U2 played the arena on 27 and 28 August 1993 as a conclusion to the Zooropa tour, the European stadium leg of the ZooTV tour, which supported the album Achtung Baby. The second show was broadcast internationally on the radio, being 15–20 minutes delayed, reportedly due to the band's generosity to the playing time of their opening bands (Scary Eire and Stereo MC's). During the opening number Zoo Station on this night, Bono altered a lyric to say "Hey child, it's alright, sleeping in my own bed tonight."

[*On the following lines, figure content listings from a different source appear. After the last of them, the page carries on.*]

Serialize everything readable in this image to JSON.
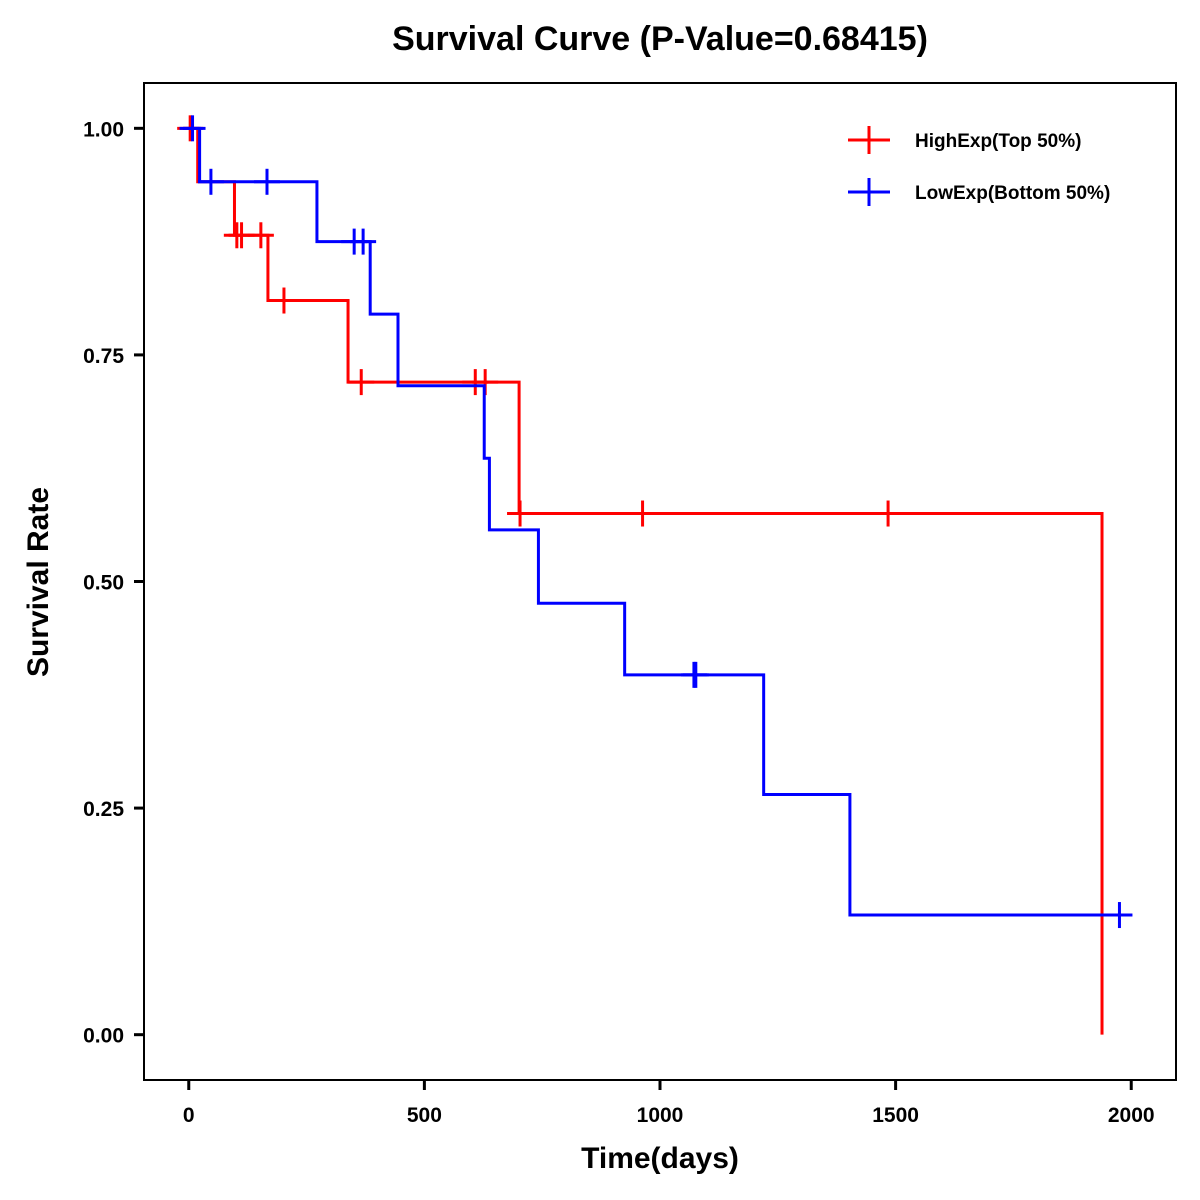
{
  "chart_data": {
    "type": "line",
    "subtype": "kaplan-meier step",
    "title": "Survival Curve (P-Value=0.68415)",
    "xlabel": "Time(days)",
    "ylabel": "Survival Rate",
    "xlim": [
      -95,
      2095
    ],
    "ylim": [
      -0.05,
      1.05
    ],
    "x_ticks": [
      0,
      500,
      1000,
      1500,
      2000
    ],
    "x_tick_labels": [
      "0",
      "500",
      "1000",
      "1500",
      "2000"
    ],
    "y_ticks": [
      0,
      0.25,
      0.5,
      0.75,
      1.0
    ],
    "y_tick_labels": [
      "0.00",
      "0.25",
      "0.50",
      "0.75",
      "1.00"
    ],
    "grid": false,
    "legend_position": "top-right",
    "series": [
      {
        "name": "HighExp(Top 50%)",
        "color": "#ff0000",
        "steps": [
          {
            "t": 0,
            "s": 1.0
          },
          {
            "t": 19,
            "s": 0.941
          },
          {
            "t": 97,
            "s": 0.882
          },
          {
            "t": 168,
            "s": 0.81
          },
          {
            "t": 338,
            "s": 0.72
          },
          {
            "t": 701,
            "s": 0.575
          },
          {
            "t": 1938,
            "s": 0.0
          }
        ],
        "end_t": 1938,
        "censors": [
          {
            "t": 3,
            "s": 1.0
          },
          {
            "t": 102,
            "s": 0.882
          },
          {
            "t": 112,
            "s": 0.882
          },
          {
            "t": 153,
            "s": 0.882
          },
          {
            "t": 202,
            "s": 0.81
          },
          {
            "t": 366,
            "s": 0.72
          },
          {
            "t": 608,
            "s": 0.72
          },
          {
            "t": 629,
            "s": 0.72
          },
          {
            "t": 703,
            "s": 0.575
          },
          {
            "t": 963,
            "s": 0.575
          },
          {
            "t": 1484,
            "s": 0.575
          }
        ]
      },
      {
        "name": "LowExp(Bottom 50%)",
        "color": "#0000ff",
        "steps": [
          {
            "t": 0,
            "s": 1.0
          },
          {
            "t": 23,
            "s": 0.941
          },
          {
            "t": 272,
            "s": 0.875
          },
          {
            "t": 385,
            "s": 0.795
          },
          {
            "t": 444,
            "s": 0.716
          },
          {
            "t": 627,
            "s": 0.636
          },
          {
            "t": 638,
            "s": 0.557
          },
          {
            "t": 742,
            "s": 0.476
          },
          {
            "t": 925,
            "s": 0.397
          },
          {
            "t": 1220,
            "s": 0.265
          },
          {
            "t": 1403,
            "s": 0.132
          }
        ],
        "end_t": 1990,
        "censors": [
          {
            "t": 8,
            "s": 1.0
          },
          {
            "t": 47,
            "s": 0.941
          },
          {
            "t": 166,
            "s": 0.941
          },
          {
            "t": 351,
            "s": 0.875
          },
          {
            "t": 370,
            "s": 0.875
          },
          {
            "t": 1072,
            "s": 0.397
          },
          {
            "t": 1076,
            "s": 0.397
          },
          {
            "t": 1975,
            "s": 0.132
          }
        ]
      }
    ]
  }
}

The Eagles played their Hell Freezes Over tour on 6 July 1996. Radiohead played to 38,000 people, on 20 June 1997, which was their highest attended performance at the time. Michael Jackson played his HIStory World Tour concert on 19 July 1997 here in front of more than 43,000 people. Shania Twain performed there on 10 July 1999 as part of her Come On Over Tour. Boyzone, an Irish boyband, played at the arena in 1999, and once again, during their reunion, in 2008.

===2000s===
Britney Spears performed at RDS on 6 June 2004 as part of The Onyx Hotel Tour. Iron Maiden performed at the RDS during their Early Days tour in 2005 to a crowd of over 35 thousand, supported by Turbonegro and Marilyn Manson, the first time the latter had been allowed to play in Ireland. Guns N' Roses played at the venue on 9 June 2006, as part of their Chinese Democracy Tour. Metallica, Alice In Chains and Avenged Sevenfold played at the venue on 11 June 2006.

===2010s===
Paul McCartney played RDS on his Up and Coming Tour on 12 June 2010 and was thankful to the venue, due to a fireworks display that couldn't be done in an indoor arena (such as the O2 Arena, which hosted his Good Evening Europe Tour, 2009). P!nk performed at the venue on 19 June 2010 during The Funhouse Summer Carnival, and again on 18 June 2019 as part of her Beautiful Trauma World Tour.
Bon Jovi have played the venue many times most recently in June 2019 playing two nights. They played over two nights in June 2011 to over 80,000 people. Justin Bieber played here as part of his Purpose World Tour on 21 June 2017. Fleetwood Mac played at the RDS as part of their An Evening with Fleetwood Mac tour on 13 June 2019. Foo Fighters performed here on 21 August 2019 as part of their Summer European Tour. Post Malone played at the RDS as part of his Beerbongs & Bentleys Tour on 22 August 2019.

===2020s===
Rammstein performed here as part of their Stadium Tour on 23 June 2024.

==Religious gatherings==
The RDS Arena was the principal venue for the 50th International Catholic Eucharistic Congress held 10–17 June 2012. Eucharistic Congresses are held generally every four years in different places around the world to promote an awareness of the central place of the eucharist in the mission of the Catholic Church. Expected attendance was 10,000-20,000 persons each day, with up to 80,000 at the closing Mass in Croke Park on 17 June.